Beragam Manfaat Kipahit

Manfaat paitan sebagai berikut:

  1. Suplemen pupukan organik, untuk mendukung pertumbuhan dan produksi tanaman.
  2. Mengurangi polutan dan menurunkan tingkat jerap P, Al, dan Fe aktif.
  3. Bahan Pupuk organik, mampu meningkatkan bobot segar tanaman karena mudah terdekomposisi dan dapat menyediakan nitrogen dan unsur hara lainnya bagi tanaman. Keunggulan serasah paitan sebagai pupuk organik adalah cepat terdekomposisi dan melepaskan unsur N, P, dan K tersedia. Aplikasi pupuk organik asal paitan meningkatkan produktivitas tanaman kedelai, padi, tomat,okra, dan dilaporkan sebagai sumber unsur hara utama pada tanaman jagung di Kenya, Malawi, dan Zimbabwe.
  4. Menurunkan kadar glukosa dalam darah sehingga sangat bermanfaat bagi penderita diabetes/kencing manis. Oleh karena itu, Kipait disebut juga sebagai tanaman insulin.
  5. Mengobati gatal-gatal dan kudis, dengan cara merebus daun kipait kemudian air digunkan air mandi, sedangkan daun sisa digosokan pada area yang gatal[4].
  6. Mengoksidasi kulit sel bakteri, maksudnya kipait dapat dijadikan sebagai bakterisida dikarenakan mengandung senyawa ‘Picrassane quassioniod.’
  7. Mencegah tumbuhnya parasit jamur, kandungan 4-methilaten picrasane tipe quassinoid, janicins H, I dan J pada daun memberikan efek jamur sulit untuk bertahan hidup.
  8. Bahan uji dosis perendaman telur ikan mas

Akar Kipahit Sebagai Reaktor Pupuk Organik dan Zat Pengatur Tumbuh

Di perakaran titonia ternyata hidup jutaan cendawan dan bakteri pelarut kalium dan fospat. Sebut saja bakteri kelompok Azotobacter sp dan Azospirillum sp. Mahluk supermini itu melarutkan kalium dan fospat yang umumnya mengendap dalam tanah serta menambat nitrogen dari udara.

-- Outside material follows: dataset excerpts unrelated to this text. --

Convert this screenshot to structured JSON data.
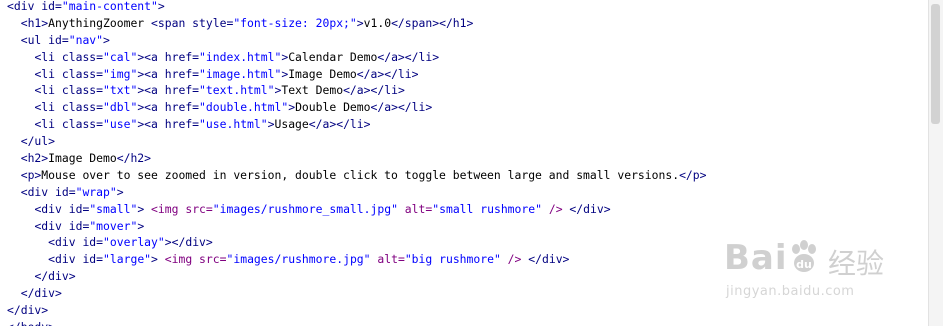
{
  "code_lines": [
    "<div id=\"main-content\">",
    "  <h1>AnythingZoomer <span style=\"font-size: 20px;\">v1.0</span></h1>",
    "  <ul id=\"nav\">",
    "    <li class=\"cal\"><a href=\"index.html\">Calendar Demo</a></li>",
    "    <li class=\"img\"><a href=\"image.html\">Image Demo</a></li>",
    "    <li class=\"txt\"><a href=\"text.html\">Text Demo</a></li>",
    "    <li class=\"dbl\"><a href=\"double.html\">Double Demo</a></li>",
    "    <li class=\"use\"><a href=\"use.html\">Usage</a></li>",
    "  </ul>",
    "  <h2>Image Demo</h2>",
    "  <p>Mouse over to see zoomed in version, double click to toggle between large and small versions.</p>",
    "  <div id=\"wrap\">",
    "    <div id=\"small\"> <img src=\"images/rushmore_small.jpg\" alt=\"small rushmore\" /> </div>",
    "    <div id=\"mover\">",
    "      <div id=\"overlay\"></div>",
    "      <div id=\"large\"> <img src=\"images/rushmore.jpg\" alt=\"big rushmore\" /> </div>",
    "    </div>",
    "  </div>",
    "</div>",
    "</body>"
  ],
  "watermark": {
    "logo_text": "Bai",
    "logo_text_tail": "经验",
    "url": "jingyan.baidu.com"
  },
  "colors": {
    "tag": "#000080",
    "attr_value": "#0000ff",
    "img_tag": "#800080",
    "text": "#000000",
    "watermark": "#c8c8c8"
  }
}
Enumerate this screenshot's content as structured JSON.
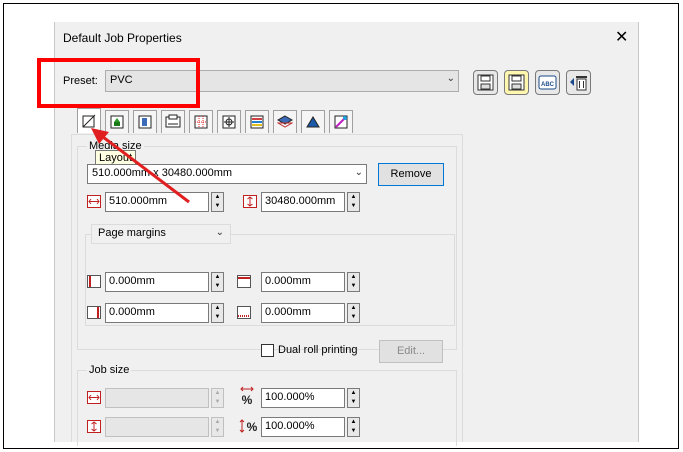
{
  "window": {
    "title": "Default Job Properties",
    "close_glyph": "✕"
  },
  "preset": {
    "label": "Preset:",
    "value": "PVC"
  },
  "toolbar_icons": [
    "save-preset-icon",
    "save-as-preset-icon",
    "rename-preset-icon",
    "delete-preset-icon"
  ],
  "toolbar_labels": {
    "rename": "ABC"
  },
  "tabs": [
    "layout-tab-icon",
    "color-tab-icon",
    "image-tab-icon",
    "printer-tab-icon",
    "grid-tab-icon",
    "marks-tab-icon",
    "color-bars-tab-icon",
    "layers-tab-icon",
    "shape-tab-icon",
    "effects-tab-icon"
  ],
  "tooltip": {
    "text": "Layout"
  },
  "media_size": {
    "heading": "Media size",
    "selected": "510.000mm x 30480.000mm",
    "remove_label": "Remove",
    "width": "510.000mm",
    "height": "30480.000mm"
  },
  "margins": {
    "mode": "Page margins",
    "left": "0.000mm",
    "top": "0.000mm",
    "right": "0.000mm",
    "bottom": "0.000mm"
  },
  "dual_roll": {
    "label": "Dual roll printing",
    "checked": false,
    "edit_label": "Edit..."
  },
  "job_size": {
    "heading": "Job size",
    "width": "",
    "height": "",
    "scale_x": "100.000%",
    "scale_y": "100.000%",
    "percent_glyph": "%"
  },
  "colors": {
    "accent": "#0078d7",
    "highlight": "#ff0000"
  }
}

Itulah akar tanaman kipahit (Tithonia diversifolia )yang dulu dianggap gulma.

Belakangan terungkap bakteri di zona perakaran titonia juga menghasilkan fitohormon seperti auksin, giberelin, dan sitokinin. Akar tithonia juga terinfeksi cendawan mikoriza yang mampu memperluas zona perakaran. Mikoriza ibarat penambang hara sehingga tanaman efektif menyerap hara.

Hasil pengujian dari Universitas Andalas, Sumatra Utara menunjukan titonia tak sekadar pupuk hijau biasa. Anggota keluarga kenikir-kenikiran itu mengalahkan pupuk hijau dari keluarga legum yang kaya rhizobium bakteri penambat N. Selama ini keluarga legum disebut pupuk hijau terbaik. Kini tithonia—dengan mikoriza, azospirillum, dan azotobacter—lebih unggul karena menyediakan nitrogen, kalium, fosfat plus fitohormon sekaligus.

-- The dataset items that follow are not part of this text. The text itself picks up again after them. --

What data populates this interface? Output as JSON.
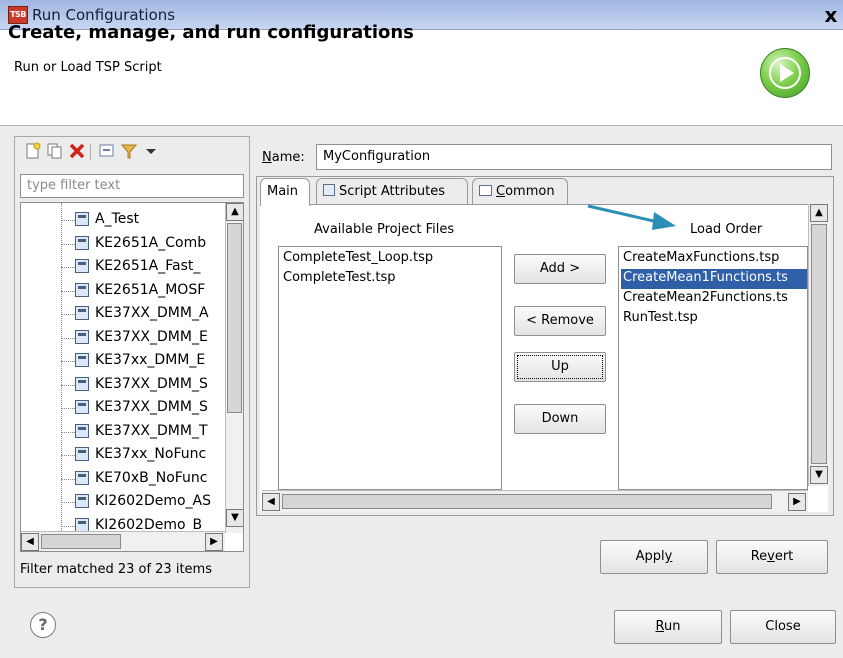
{
  "window": {
    "title": "Run Configurations",
    "app_icon_text": "TSB",
    "close_glyph": "x"
  },
  "banner": {
    "title": "Create, manage, and run configurations",
    "subtitle": "Run or Load TSP Script",
    "icon": "run-icon"
  },
  "left_panel": {
    "toolbar_icons": [
      "new-config-icon",
      "duplicate-icon",
      "delete-icon",
      "collapse-all-icon",
      "filter-icon",
      "dropdown-arrow-icon"
    ],
    "filter_placeholder": "type filter text",
    "tree_items": [
      "A_Test",
      "KE2651A_Comb",
      "KE2651A_Fast_",
      "KE2651A_MOSF",
      "KE37XX_DMM_A",
      "KE37XX_DMM_E",
      "KE37xx_DMM_E",
      "KE37XX_DMM_S",
      "KE37XX_DMM_S",
      "KE37XX_DMM_T",
      "KE37xx_NoFunc",
      "KE70xB_NoFunc",
      "KI2602Demo_AS",
      "KI2602Demo_B"
    ],
    "filter_status": "Filter matched 23 of 23 items"
  },
  "name": {
    "label": "Name:",
    "value": "MyConfiguration"
  },
  "tabs": [
    {
      "label": "Main",
      "icon": ""
    },
    {
      "label": "Script Attributes",
      "icon": "script-icon"
    },
    {
      "label": "Common",
      "icon": "common-icon"
    }
  ],
  "main_tab": {
    "available_header": "Available Project Files",
    "available_files": [
      "CompleteTest_Loop.tsp",
      "CompleteTest.tsp"
    ],
    "load_order_header": "Load Order",
    "load_order_files": [
      "CreateMaxFunctions.tsp",
      "CreateMean1Functions.ts",
      "CreateMean2Functions.ts",
      "RunTest.tsp"
    ],
    "selected_load_order_index": 1,
    "buttons": {
      "add": "Add >",
      "remove": "< Remove",
      "up": "Up",
      "down": "Down"
    }
  },
  "actions": {
    "apply": "Apply",
    "revert": "Revert",
    "run": "Run",
    "close": "Close",
    "help": "?"
  },
  "colors": {
    "selection": "#2f5fa7",
    "arrow": "#2a8fb5"
  }
}
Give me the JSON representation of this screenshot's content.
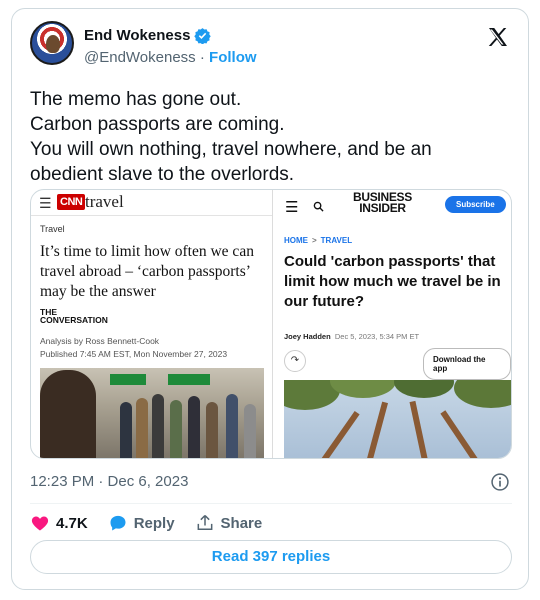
{
  "tweet": {
    "display_name": "End Wokeness",
    "handle": "@EndWokeness",
    "separator": " · ",
    "follow_label": "Follow",
    "lines": [
      "The memo has gone out.",
      "Carbon passports are coming.",
      "You will own nothing, travel nowhere, and be an",
      "obedient slave to the overlords."
    ],
    "timestamp": "12:23 PM · Dec 6, 2023",
    "likes": "4.7K",
    "reply_label": "Reply",
    "share_label": "Share",
    "read_replies": "Read 397 replies",
    "icons": {
      "verified": "verified-badge-icon",
      "x_logo": "x-logo-icon",
      "info": "info-icon",
      "like": "heart-icon",
      "reply": "reply-bubble-icon",
      "share": "share-arrow-icon"
    },
    "colors": {
      "accent": "#1d9bf0",
      "like": "#f91880",
      "text": "#0f1419",
      "muted": "#536471"
    }
  },
  "media": {
    "cnn": {
      "logo": "CNN",
      "section": "travel",
      "kicker": "Travel",
      "headline": "It’s time to limit how often we can travel abroad – ‘carbon passports’ may be the answer",
      "source_top": "THE",
      "source_bottom": "CONVERSATION",
      "byline": "Analysis by Ross Bennett-Cook",
      "published": "Published 7:45 AM EST, Mon November 27, 2023"
    },
    "bi": {
      "logo_top": "BUSINESS",
      "logo_bottom": "INSIDER",
      "subscribe": "Subscribe",
      "crumb_home": "HOME",
      "crumb_sep": ">",
      "crumb_section": "TRAVEL",
      "headline": "Could 'carbon passports' that limit how much we travel be in our future?",
      "author": "Joey Hadden",
      "date": "Dec 5, 2023, 5:34 PM ET",
      "download": "Download the app"
    }
  }
}
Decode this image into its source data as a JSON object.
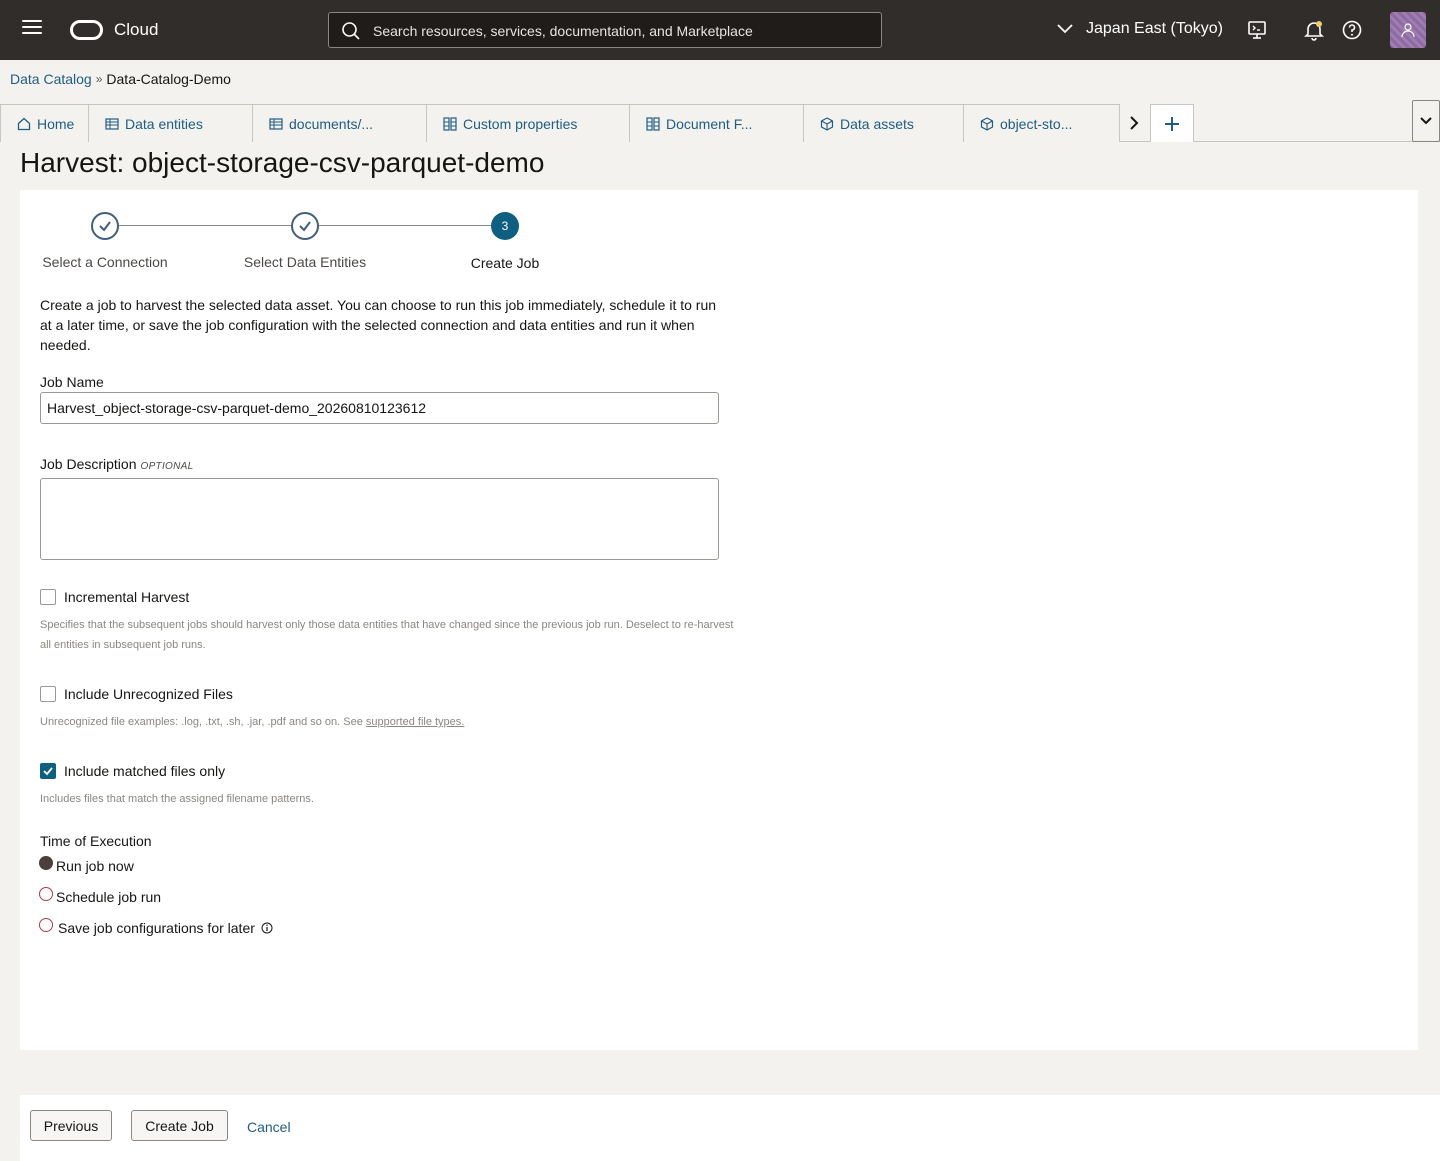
{
  "topbar": {
    "brand": "Cloud",
    "search_placeholder": "Search resources, services, documentation, and Marketplace",
    "region": "Japan East (Tokyo)"
  },
  "breadcrumb": {
    "root": "Data Catalog",
    "separator": "»",
    "current": "Data-Catalog-Demo"
  },
  "tabs": [
    {
      "label": "Home",
      "icon": "home-icon"
    },
    {
      "label": "Data entities",
      "icon": "table-icon"
    },
    {
      "label": "documents/...",
      "icon": "table-icon"
    },
    {
      "label": "Custom properties",
      "icon": "grid-icon"
    },
    {
      "label": "Document F...",
      "icon": "grid-icon"
    },
    {
      "label": "Data assets",
      "icon": "cube-icon"
    },
    {
      "label": "object-sto...",
      "icon": "cube-icon"
    }
  ],
  "page_title": "Harvest: object-storage-csv-parquet-demo",
  "stepper": {
    "steps": [
      {
        "label": "Select a Connection",
        "state": "done"
      },
      {
        "label": "Select Data Entities",
        "state": "done"
      },
      {
        "label": "Create Job",
        "state": "active",
        "number": "3"
      }
    ]
  },
  "intro": "Create a job to harvest the selected data asset. You can choose to run this job immediately, schedule it to run at a later time, or save the job configuration with the selected connection and data entities and run it when needed.",
  "form": {
    "job_name_label": "Job Name",
    "job_name_value": "Harvest_object-storage-csv-parquet-demo_20260810123612",
    "job_description_label": "Job Description",
    "optional_tag": "OPTIONAL",
    "job_description_value": "",
    "incremental": {
      "label": "Incremental Harvest",
      "checked": false,
      "help": "Specifies that the subsequent jobs should harvest only those data entities that have changed since the previous job run. Deselect to re-harvest all entities in subsequent job runs."
    },
    "unrecognized": {
      "label": "Include Unrecognized Files",
      "checked": false,
      "help": "Unrecognized file examples: .log, .txt, .sh, .jar, .pdf and so on. See ",
      "help_link": "supported file types."
    },
    "matched": {
      "label": "Include matched files only",
      "checked": true,
      "help": "Includes files that match the assigned filename patterns."
    },
    "time_of_execution_label": "Time of Execution",
    "execution_options": [
      {
        "label": "Run job now",
        "selected": true
      },
      {
        "label": "Schedule job run",
        "selected": false
      },
      {
        "label": "Save job configurations for later",
        "selected": false
      }
    ]
  },
  "footer": {
    "previous_label": "Previous",
    "create_label": "Create Job",
    "cancel_label": "Cancel"
  },
  "colors": {
    "topbar": "#312d2a",
    "accent": "#0f5f81",
    "link": "#1f5d83"
  }
}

Penelitian di Rambatan, Kabupaten Tanah Datar, Sumatera Barat, juga menunjukkan tithonia lebih baik ketimbang pupuk kandang kotoran sapi dan kotoran ayam. Bahkan kipahit itu lebih unggul dari 100% pupuk pabrik.

Kombinasi 4 ton kompos tithonia, 2 ton kapur, dan 50% pupuk pabrik—yang biasa dipakai petani jagung—menghasilkan panen 9,8 ton biji/ha. Sementara tanpa titonia dengan 100% pupuk pabrik hanya 9,6 ton biji per ha. Artinya titonia mampu menghemat 50% pupuk pabrik tanpa mengurangi hasil.

Efektifkah Penggunaan Kipahit?

Hanya saja untuk mencari dan dan mengolah 4 ton itu bukan perkara mudah. Oleh karena itu dalam pembuatan compost tea hanya digunakan sedikit saja.

Karena keunggulannya Kipahit, diusahakan petani untuk mulai menanam sebagai pagar di sekeliling kebun atau pagar lorong di antara guludan. Dengan luasan titonia 1/5 dari luas kebun dapat memasok pupuk untuk 4/5 kebun yang diusahakan. Sebagai contoh pada lahan seluas 1 ha ditanam pagar titonia seluas 2.000 m2.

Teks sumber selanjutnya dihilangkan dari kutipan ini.